If PHPMailer internally uses the standard PHP mail() function, which uses a relay SMTP server in your machine, you cannot have that much information about status (which you would have if you created the sockets yourself), you can have just three main states NOT_PROCESSED, IN_PROGRESS, FAILURE_X.
(FAILURE_X really represents many states, as it explains the reason for the failure).
A final consideration on using mail() is that the status you'll be able to know is just the status from the local SMTP relay, which will always accept very quickly, and you won't be able to tell if the mail was really delivered to the outgoing server (at least not without having to interface to it or read mailq, which are nasty things to do).
DISCLAIMER
Given that even in the good case where you know for real the status you cannot know if the email has been received on the other end, nor how much time will it take, I'm not sure how useful such a construction would be. It'd certainly be fun to program, but I doubt it'd be really useful, maybe just some eye candy with standard email disclaimers (emails can be lost in transit, if it fails try again, leave sometime before retrying) would be enough.
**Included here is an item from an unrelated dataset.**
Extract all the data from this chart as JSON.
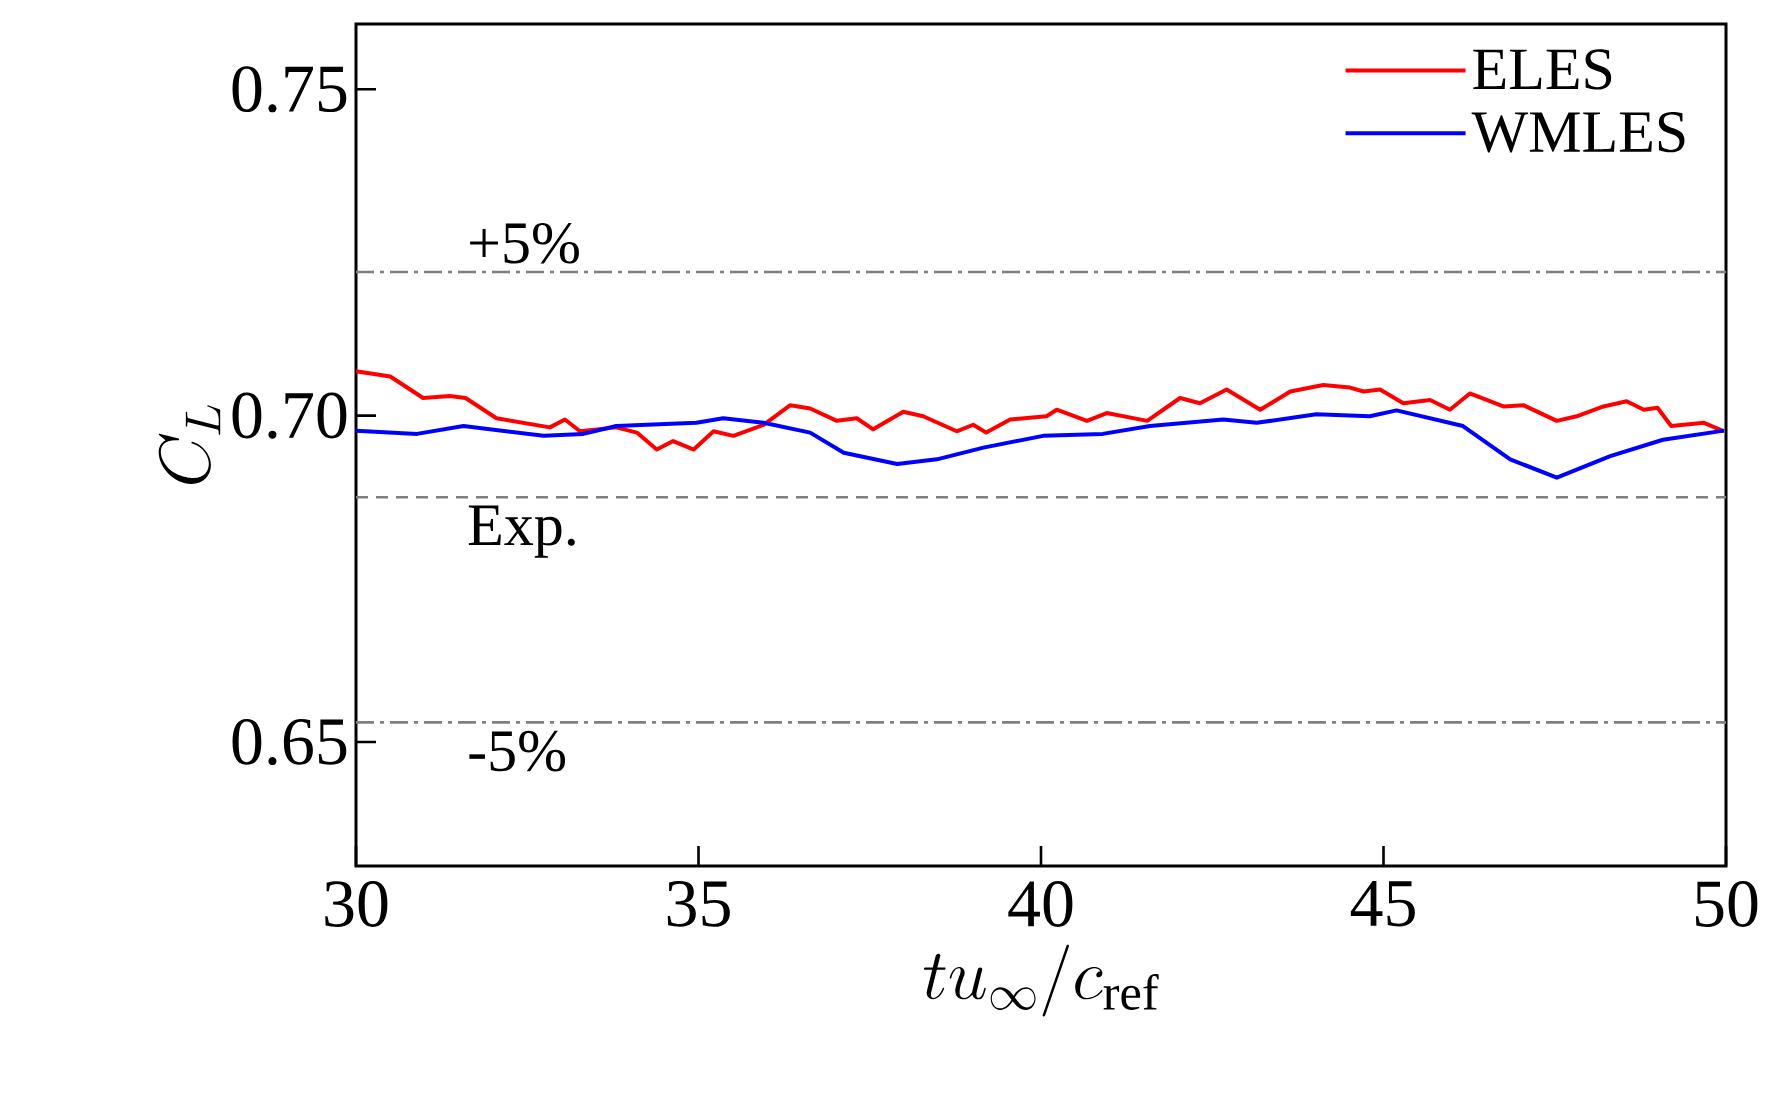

I think the best option here is by estimating the time. You can test how much time some 10MB mails takes to be sent, to know the receiving speed of you SMTP server. With that information you can estimate transfer time of any email based on its size, and give your client some visual distraction based on that.
If you email process can send back information, then it may to possible to update a progress bar or progress text with the messages.
This is similiar to the way Wordpress upgrades/installs work. As the process is completed, text is displaying telling each step: "Downloading xxxx.xxx.xxx", "Deactivating Plugin", "Installing Plugin", "Attempting Reactivation", Reactivation successful": something similar. You would need a listener on the client side and a sender of messages on the server: as the script executes, it sends back messages to the client.
As said before, this can only realistically go as far as your server. You can signify if the mail left your server successfully, but without some sort of email reciever conformation step, I think that is as far as you can go.
I gues there us a chance to complete it, but can't be sure that this solution is done already by someone.
My thoughts:
As I know you can work with socket in non-blocking mode stream_set_blocking()
then you could try to use that approach to send emails via that non-blocking socket.